Each week, an educator takes a stand or shares an Aha! moment in the classroom in the Education World Voice of Experience column. This week, educator Brenda Dyck discusses a "wired teachers" group she led in her school. Dyck was granted release time to work with teachers who signed on to be part of the group, and group members have cheered one another on to tech success. "I have a suspicion that the next time our principal asks for volunteers to join our 'wired teachers' group, we may have an onslaught response!" writes Dyck in this week's Voice of Experience.
When I tell people that I am becoming a wired teacher, I get some odd responses. Thinking that it means I'm "stressed out," my listener will usually share his or her own stressors along with suggestions for stress management. Others, who think I'm speaking of the high energy I bring to my teaching, proceed to applaud my efforts and ask how I do it.
The truth is, becoming a wired teacher stems from a deep philosophical belief that technology has the potential to enhance not only my students' learning but my own professional development as well.
This all-encompassing belief in the positive impact that technology can have began with me as a quiet hunch. The hunch grew and intensified as I started to observe the results of injecting Internet-related activities into my project assignments, writing my own curriculum-specific online projects, and eventually collaborating globally with other classrooms.
Becoming a wired teacher is more of a process than a destination. My beginning steps were small and cautious ones; my later strides were more adventuresome and confident. My latest adventure has led me from scouting out new learning for myself to sharing my learning with others.
The idea to share my learning with my colleagues actually started with my principal. Although she didn't completely understand what technology integration was, she did know that what I was doing in the classroom was grabbing student interest and producing some interesting results. She believed the wonder of technology integration could be communicated with our staff if I could just spend some extended time with teachers who had so much as a beginning interest. One of the key components of this plan was her belief that unless the school was willing to provide release time from the classroom, teachers would just view technology integration as another responsibility to add to an already overwhelming job description.
Determined to get started, she fired off an e-mail to the staff asking for volunteers to consider becoming part of a wired teachers group, an initiative that would be supported with release time from their classroom teaching. Eight teachers accepted the challenge, and I began the task of thinking through how I would mentor this group.
Working with a group of teachers who are keen to learn all you have to share is an incredibly rewarding experience. Most of these prospective wired teachers came with an adequate level of technology skill, so their progress has been fast and profound. Their goal was to take a unit of study from their curriculum and translate it into an online project that would challenge their students' thinking.
As we proceeded, a real sense of camaraderie developed among the participants as they learned and refined their integration skills. The day their first Web page went live was a time of collaborative congratulations for all of us.
Over the past few months, teachers have implemented their projects with their students and posted the resulting work online. At the end of the year, we will share our learning with our colleagues at an after-school reception. What a wonderful time of celebration that will be!

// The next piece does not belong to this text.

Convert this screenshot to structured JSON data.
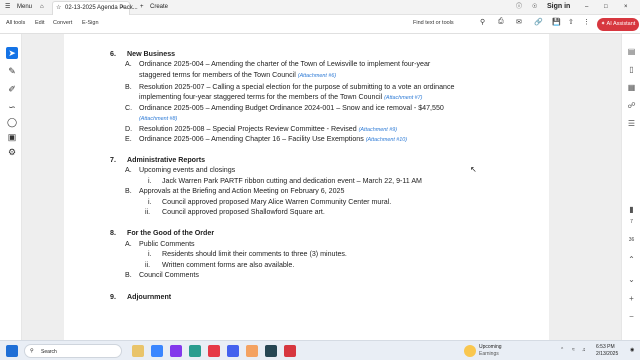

It's been fun to watch the curiosity that our wired teachers group has created within our school. Teachers frequently wander into our sessions to listen and watch. Some even ask when the next wired teachers group will run. I have a sneaking suspicion that the next time our principal sends an e-mail asking for volunteers, we may have an onslaught response!
Brenda Dyck teaches at ABC Charter Public School, a school for gifted and talented children, in Calgary, Alberta, Canada. In addition to teaching sixth-grade math and science, Dyck is also the school librarian. She has written for various educational periodicals and is a teacher-editor for Midlink magazine.